Observability: Logged conversations, latency, and failures. Added sentiment analysis and escalation tracking dashboards to ensure continuous improvement and fast detection of degradation.

Impact: Replaced human intervention for end-to-end tasks while ensuring system degradation was caught immediately.

Business & System Results

The platform achieved scale and reliability by combining near real-time conversational AI with workflow execution, knowledge grounding, and continuous operational observability.

Scale & performance

Handles multiple simultaneous calls without waiting.
24/7 automated communication across phone, SMS, and web.
Voice latency engineered for near real-time user experience.

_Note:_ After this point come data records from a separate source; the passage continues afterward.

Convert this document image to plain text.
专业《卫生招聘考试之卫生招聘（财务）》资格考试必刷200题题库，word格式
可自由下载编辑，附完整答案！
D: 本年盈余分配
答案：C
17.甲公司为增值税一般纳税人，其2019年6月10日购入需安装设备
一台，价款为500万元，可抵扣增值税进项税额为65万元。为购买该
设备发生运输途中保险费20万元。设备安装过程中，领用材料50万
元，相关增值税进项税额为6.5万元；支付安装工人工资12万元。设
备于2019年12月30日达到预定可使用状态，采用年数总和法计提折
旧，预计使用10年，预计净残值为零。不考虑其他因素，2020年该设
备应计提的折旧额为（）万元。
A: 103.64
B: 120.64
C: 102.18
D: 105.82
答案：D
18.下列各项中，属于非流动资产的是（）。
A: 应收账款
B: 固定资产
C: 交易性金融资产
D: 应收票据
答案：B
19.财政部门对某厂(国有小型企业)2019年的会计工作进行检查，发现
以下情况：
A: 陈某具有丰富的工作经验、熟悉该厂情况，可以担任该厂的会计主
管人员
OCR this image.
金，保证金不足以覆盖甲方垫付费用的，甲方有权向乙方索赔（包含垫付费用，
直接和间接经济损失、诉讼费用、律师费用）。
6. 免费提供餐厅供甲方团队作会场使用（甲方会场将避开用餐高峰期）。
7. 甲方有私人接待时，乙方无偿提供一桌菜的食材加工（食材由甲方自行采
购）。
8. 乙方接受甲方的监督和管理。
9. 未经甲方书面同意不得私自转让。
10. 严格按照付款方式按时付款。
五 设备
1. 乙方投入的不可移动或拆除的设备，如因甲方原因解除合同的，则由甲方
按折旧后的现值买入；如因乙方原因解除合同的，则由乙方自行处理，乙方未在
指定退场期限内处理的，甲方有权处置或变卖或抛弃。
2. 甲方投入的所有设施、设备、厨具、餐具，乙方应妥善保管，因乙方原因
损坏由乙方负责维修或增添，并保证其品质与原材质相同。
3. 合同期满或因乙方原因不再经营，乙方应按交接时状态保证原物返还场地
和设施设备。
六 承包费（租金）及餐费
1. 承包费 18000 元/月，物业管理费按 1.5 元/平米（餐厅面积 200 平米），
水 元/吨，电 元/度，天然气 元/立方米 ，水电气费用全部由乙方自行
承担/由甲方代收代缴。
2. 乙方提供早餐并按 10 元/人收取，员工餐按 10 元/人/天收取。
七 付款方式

Conversions & customer experience

Increased response speed, directly improving conversions.
Human-like, interruptible conversations rather than robotic scripts.
Accurate, industry-aware assistance from grounded knowledge and CRM signals.

Cost & operations

Significant reduction in call center workload and hiring dependencies.
Reduced overhead through end-to-end automation of front-desk workflows.
Operational degradation caught immediately via observability dashboards.

My Role & Scope

Timeline: 2.5 years. Users: SMBs, Enterprises, Healthcare. Role: Lead AI Engineer. I owned the system end-to-end, from the real-time communication stack to AI/LLM orchestration.

Owned directly

System architecture for real-time AI + communication stack.
AI/LLM orchestration: prompting, orchestration, optimization.
Knowledge: web scraping, parsing, FAISS vector search.
Infrastructure for multi-channel (Phone, SMS, Web chat) and workflows.
Integrations with Zoho Desk CRM, scheduling systems, and custom APIs.

Hands-on engineering

Wrote production-grade code across backend systems and AI pipelines.
Built and maintained real-time communication services (voice + messaging).
Optimized system performance for low-latency voice and high concurrency.
Designed and implemented APIs and internal services used by the platform.
Debugged live call flows, LLM hallucinations, and async race conditions.

Lessons Learned

This project demonstrates the ability to build production-grade AI systems, solve real-world latency and scaling challenges, design end-to-end SaaS platforms, and deliver measurable business impact.

What worked

Real-time performance is non-negotiable for voice AI.
Vertical-specific agents consistently outperform generic models.
Multi-channel unification is a massive market differentiator.

Challenges conquered

Balancing the strict trade-off between latency and accuracy in LLMs.
Handling unpredictable edge cases in real human voice conversations.

Final takeaway

Final Takeaway: This project demonstrates the ability to build production-grade AI systems, solve real-world latency and scaling challenges, design end-to-end SaaS platforms, and deliver measurable business impact.